De werkzaamheden van 2013 omvatten in eerste instantie noodzakelijk groot onderhoud aan de hoofdkast, de windvoorziening, de mechanieken, de windladen en het pijpwerk. Daarnaast is de windvoorziening enigszins herzien: de beide onderste balgen functioneren nu onafhankelijk ten behoeve van de ‘manualenwind’, de schokbalgjes zijn buiten gebruik gesteld en het windkanaal naar het Onderpositief uit 1988 is vanwege zijn al te royale ‘mensuur’ qua maatvoering verkleind. De in 1959 gehandhaafde metalen koppen van het groot octaaf van de Trompet 8′ zijn alsnog (in hout) vernieuwd, de Cimbel is qua samenstelling herzien (nieuw derde koor; als dubbelkoor) en er is een nieuwe Vox Humana 8′ vervaardigd, gebaseerd op de Heyneman-Vox Humana van het orgel in de Grote Kerk te Zaltbommel. Er zijn geen Vox Humana’s van Verhofstadt of zijn directe navolgers bewaard gebleven; voorbeelden van Heyneman komen het dichtst in de buurt van Verhofstadt, en bovendien is de Culemborgse hoofdwerktrompet in 1833 in belangrijke mate vernieuwd. De intonatie van het Verhofstadt-pijpwerk – de kernsteken (vermoedelijk van Witte) zijn in 1971 ‘afgeschraapt’ – is behoedzaam geretoucheerd, die van het (gehandhaafde) pijpwerk uit 1959 en 1971 herzien, na empirische vaststelling van een winddruk van 69 mm voor de manualen en 73 mm voor het pedaal.

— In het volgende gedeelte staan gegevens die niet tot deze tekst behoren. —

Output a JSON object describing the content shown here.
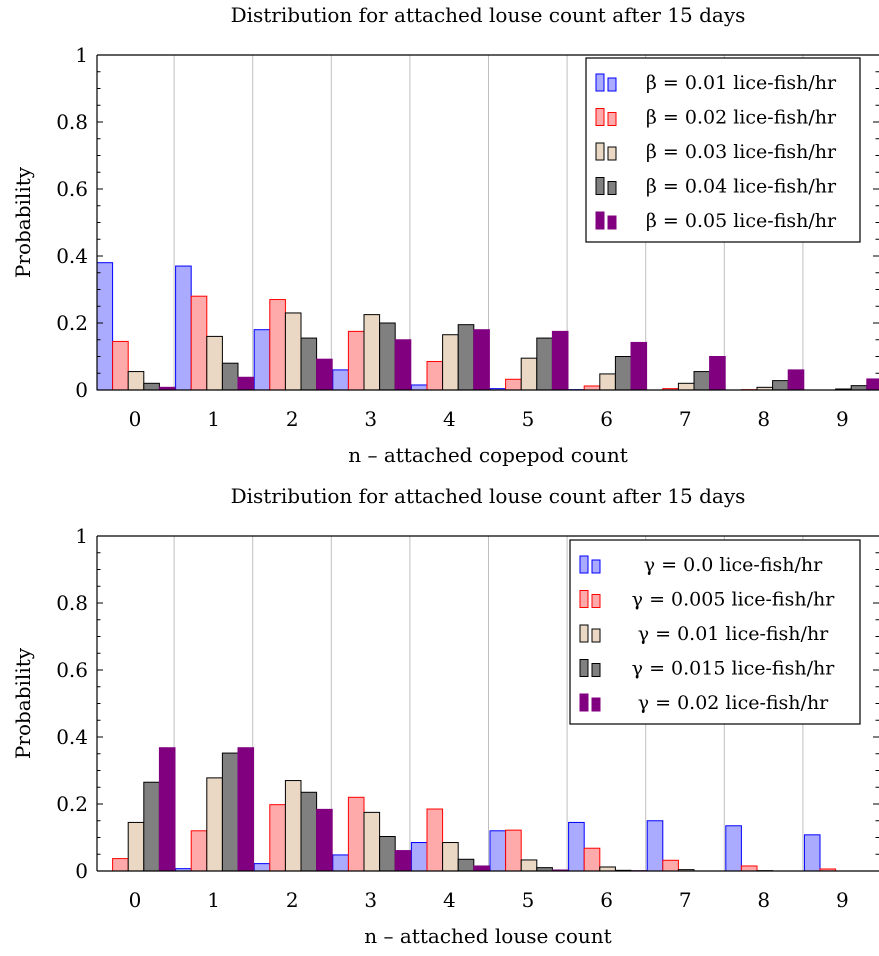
{
  "chart_data": [
    {
      "type": "bar",
      "title": "Distribution for attached louse count after 15 days",
      "xlabel": "n – attached copepod count",
      "ylabel": "Probability",
      "categories": [
        "0",
        "1",
        "2",
        "3",
        "4",
        "5",
        "6",
        "7",
        "8",
        "9"
      ],
      "ylim": [
        0,
        1
      ],
      "yticks": [
        "0",
        "0.2",
        "0.4",
        "0.6",
        "0.8",
        "1"
      ],
      "grid": "vertical",
      "legend_position": "top-right",
      "series": [
        {
          "name": "β = 0.01 lice-fish/hr",
          "color": "#aaaaff",
          "stroke": "#0000ff",
          "values": [
            0.38,
            0.37,
            0.18,
            0.06,
            0.015,
            0.004,
            0.001,
            0.0,
            0.0,
            0.0
          ]
        },
        {
          "name": "β = 0.02 lice-fish/hr",
          "color": "#ffaaaa",
          "stroke": "#ff0000",
          "values": [
            0.145,
            0.28,
            0.27,
            0.175,
            0.085,
            0.032,
            0.012,
            0.004,
            0.001,
            0.0
          ]
        },
        {
          "name": "β = 0.03 lice-fish/hr",
          "color": "#ead8c4",
          "stroke": "#000000",
          "values": [
            0.055,
            0.16,
            0.23,
            0.225,
            0.165,
            0.095,
            0.048,
            0.02,
            0.008,
            0.003
          ]
        },
        {
          "name": "β = 0.04 lice-fish/hr",
          "color": "#808080",
          "stroke": "#000000",
          "values": [
            0.02,
            0.08,
            0.155,
            0.2,
            0.195,
            0.155,
            0.1,
            0.055,
            0.028,
            0.013
          ]
        },
        {
          "name": "β = 0.05 lice-fish/hr",
          "color": "#800080",
          "stroke": "#800080",
          "values": [
            0.008,
            0.038,
            0.092,
            0.15,
            0.18,
            0.175,
            0.142,
            0.1,
            0.06,
            0.033
          ]
        }
      ]
    },
    {
      "type": "bar",
      "title": "Distribution for attached louse count after 15 days",
      "xlabel": "n – attached louse count",
      "ylabel": "Probability",
      "categories": [
        "0",
        "1",
        "2",
        "3",
        "4",
        "5",
        "6",
        "7",
        "8",
        "9"
      ],
      "ylim": [
        0,
        1
      ],
      "yticks": [
        "0",
        "0.2",
        "0.4",
        "0.6",
        "0.8",
        "1"
      ],
      "grid": "vertical",
      "legend_position": "top-right",
      "series": [
        {
          "name": "γ = 0.0 lice-fish/hr",
          "color": "#aaaaff",
          "stroke": "#0000ff",
          "values": [
            0.0,
            0.007,
            0.022,
            0.048,
            0.085,
            0.12,
            0.145,
            0.15,
            0.135,
            0.108
          ]
        },
        {
          "name": "γ = 0.005 lice-fish/hr",
          "color": "#ffaaaa",
          "stroke": "#ff0000",
          "values": [
            0.037,
            0.12,
            0.198,
            0.22,
            0.185,
            0.122,
            0.068,
            0.032,
            0.015,
            0.006
          ]
        },
        {
          "name": "γ = 0.01 lice-fish/hr",
          "color": "#ead8c4",
          "stroke": "#000000",
          "values": [
            0.145,
            0.278,
            0.27,
            0.175,
            0.085,
            0.033,
            0.012,
            0.004,
            0.001,
            0.0
          ]
        },
        {
          "name": "γ = 0.015 lice-fish/hr",
          "color": "#808080",
          "stroke": "#000000",
          "values": [
            0.265,
            0.352,
            0.235,
            0.103,
            0.035,
            0.01,
            0.002,
            0.0,
            0.0,
            0.0
          ]
        },
        {
          "name": "γ = 0.02 lice-fish/hr",
          "color": "#800080",
          "stroke": "#800080",
          "values": [
            0.368,
            0.368,
            0.184,
            0.061,
            0.015,
            0.003,
            0.001,
            0.0,
            0.0,
            0.0
          ]
        }
      ]
    }
  ]
}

De feestelijke heringebruikname vindt plaats tijdens een concert op vrijdag 1 november. Het concert begint om 20.15 uur en wordt verzorgd door Peter van Dijk (adviseur bij de werkzaamheden) en Marijn Slappendel (cantor-organist van de kerk). Er zal muziek klinken van Boutmy, Estendorffer, J.S. Bach, Krebs en Mendelssohn.
Dispositie
Pijpwerk 1719 (manualen) en 1971 (pedaal), tenzij anders vermeld.
Hoofdwerk (II) C-c3
Bourdon 16 – C-G eiken, vervolg lood
Prestant 8 – C-c2 front, vervolg op de laden
Holpyp 8
Octaaf 4
Holfluyt 4 – C-c0 gedekt, vervolg met roeren
Quint 3
Superoctaaf 2
Nasaat 2 – C-f1 roergedekt, vervolg open
Mixtuur IV
Cimbel III – 1959/2013
Sexquialter III discant. Grotendeels 1719
Cornet IV – discant
Trompet B/D 8 – Stevels 1959, koppen 2013 (C-H)/1959; kelen, tongen, bekers 1719/1833
Onderpositief (I) C-c3
Holpyp 8 – C-G eiken, vervolg lood
Prestant 4 – C-dis in het front, vervolg op de lade
Holfluyt 4 – gedekt
Octaaf 2
Quint 1 ½ – grotendeels 1971; H, f2-F`#2 (sinds 1988) pijpen uit 1719
Mixtuur II – 1971
Sexquialter II – discant. 1971
Vox Humana B/D 8 – 2013
Pedaal C-f1
Subbas 16
Octaaf 8
Octaaf 4
Fluyt 2
Trompet 16
Trompet 8
Schalmey 4
Werktuiglijke registers
Manuaalcoppel
Pedaalcoppel – naar het Hoofdwerk
Tramblant Hoofdwerk
Tramblant Onderpositief
Stemtoonhoogte: a=415 Hz
Stemmingssysteem evenredig zwevend.
Het metalen pijpwerk uit 1719 en 2013 is van lood vervaardigd.